Reggie D. Ford drove two hours from Nashville on Monday, March 16, for a first. It was the first time he’d ever read his new children’s book to a group of students, and he chose Huntingdon Primary School to do it.

That book, I Am the Rose, is not yet available to the public but can be pre-ordered on Ford’s website. It follows a young boy who discovers a flower blooming through a crack in a sidewalk and, guided by his grandmother, comes to see himself in it. The story teaches young readers about strength, perseverance and growing through difficulty.
It’s a message Ford said he wishes someone had given him earlier in life.
“I think if we instill positive messages in children early, their inner dialogue can become, ‘I am a good person, I can do hard things, my struggles don’t define me’, and the more resilient they’ll be later in life, when difficult things arise,” Ford said.

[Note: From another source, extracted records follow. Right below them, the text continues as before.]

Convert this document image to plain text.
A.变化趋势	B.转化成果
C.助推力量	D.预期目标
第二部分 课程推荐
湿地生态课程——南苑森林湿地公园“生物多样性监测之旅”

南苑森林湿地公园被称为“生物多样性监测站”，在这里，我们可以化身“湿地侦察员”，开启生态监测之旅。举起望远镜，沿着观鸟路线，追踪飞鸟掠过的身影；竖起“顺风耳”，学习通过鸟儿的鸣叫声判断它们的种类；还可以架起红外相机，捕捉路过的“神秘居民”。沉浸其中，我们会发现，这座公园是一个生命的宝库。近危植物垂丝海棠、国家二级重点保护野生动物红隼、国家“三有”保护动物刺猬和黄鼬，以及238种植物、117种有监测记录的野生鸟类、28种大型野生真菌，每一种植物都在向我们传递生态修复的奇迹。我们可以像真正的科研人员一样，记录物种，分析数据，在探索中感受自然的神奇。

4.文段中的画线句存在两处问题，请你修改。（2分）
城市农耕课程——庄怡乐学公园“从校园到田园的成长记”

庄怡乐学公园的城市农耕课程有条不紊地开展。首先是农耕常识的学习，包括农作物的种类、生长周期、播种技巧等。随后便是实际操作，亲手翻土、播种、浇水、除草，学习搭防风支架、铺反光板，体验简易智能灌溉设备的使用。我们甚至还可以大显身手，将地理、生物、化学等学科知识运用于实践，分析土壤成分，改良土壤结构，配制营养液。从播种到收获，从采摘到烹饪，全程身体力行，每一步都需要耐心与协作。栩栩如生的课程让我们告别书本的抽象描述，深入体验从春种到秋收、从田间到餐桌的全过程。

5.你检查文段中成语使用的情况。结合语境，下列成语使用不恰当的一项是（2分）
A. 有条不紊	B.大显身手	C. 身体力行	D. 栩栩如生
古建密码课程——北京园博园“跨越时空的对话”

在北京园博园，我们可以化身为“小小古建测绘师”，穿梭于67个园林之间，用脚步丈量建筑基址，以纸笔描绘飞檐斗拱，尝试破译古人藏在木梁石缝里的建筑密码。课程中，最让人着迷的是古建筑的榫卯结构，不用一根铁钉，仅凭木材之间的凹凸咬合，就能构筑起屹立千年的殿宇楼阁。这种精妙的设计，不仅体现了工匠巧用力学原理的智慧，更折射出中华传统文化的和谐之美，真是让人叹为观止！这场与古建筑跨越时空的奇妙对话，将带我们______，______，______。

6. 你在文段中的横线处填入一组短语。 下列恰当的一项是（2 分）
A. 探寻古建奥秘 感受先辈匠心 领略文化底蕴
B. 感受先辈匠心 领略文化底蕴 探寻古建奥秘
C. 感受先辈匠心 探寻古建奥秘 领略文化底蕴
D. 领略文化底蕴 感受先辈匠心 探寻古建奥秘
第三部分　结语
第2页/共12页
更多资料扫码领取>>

Ford was born and raised in Nashville. He attended Montgomery Bell Academy and went on to Vanderbilt University, where he studied finance.
By most measures, his life looked like a success story. But in adulthood building his career, Ford said old wounds had caught up with him.
“My upbringing was marked by a lot of trauma and adversity, and I didn’t have language to communicate what I was feeling,” he said. “It came out in behavior. My behavior was the perfectionist who showed up and got in line, and that boded well for me in a lot of aspects of life, until as a young adult it all just came spilling out.”
That experience turned Ford into a mental health advocate.
He published a bestselling memoir in 2021, titled PTSD: Perseverance Through Severe Dysfunction, which draws on his experiences with developmental and intergenerational trauma.
In 2024, Ford gave a TEDx talk titled “You Are Enough: How Self-Improvement Harms, What Self-Love Heals,” in which he advocates for shifting away from seeking external validation and toward building self-worth from within.
Now, Ford is pursuing a master’s degree in applied positive psychology at Penn State, studying under Martin Seligman, widely considered the father of the field.
“Positive psychology focuses on a strength-based approach to helping people thrive,” Ford explained. “So much of traditional psychology had been focusing on what was wrong with the person and trying to fix that, versus looking at the fact that you have a lot of strengths and to build on that.”
That philosophy is woven throughout I Am the Rose.
The back of the book includes what Ford calls “positive interventions”, incorporating exercises for gratitude, affirmations and breathing techniques designed to help children regulate their emotions.

“Nervous system regulation is a huge step to regulating our emotions,” he said. “The breathing exercises help reduce cortisol levels. It’s about relaxing before our automatic reactions take over. I’ve been doing some breathing with the kids. It’s been so cute.”
During his presentation, Ford had the children flex their muscles, look at an imagined mirror, and repeat after him: I am strong. I am capable. I can do hard things.
“I wrote this book in memory of my grandmother, who used to tell me I was strong, that I could do anything I set my mind to,” Ford told the children. “Some of y’all have people in your life that tell you things like that. And if you don’t, I believe you can do it. Whatever it is that you set your mind to. I believe you can make that happen.”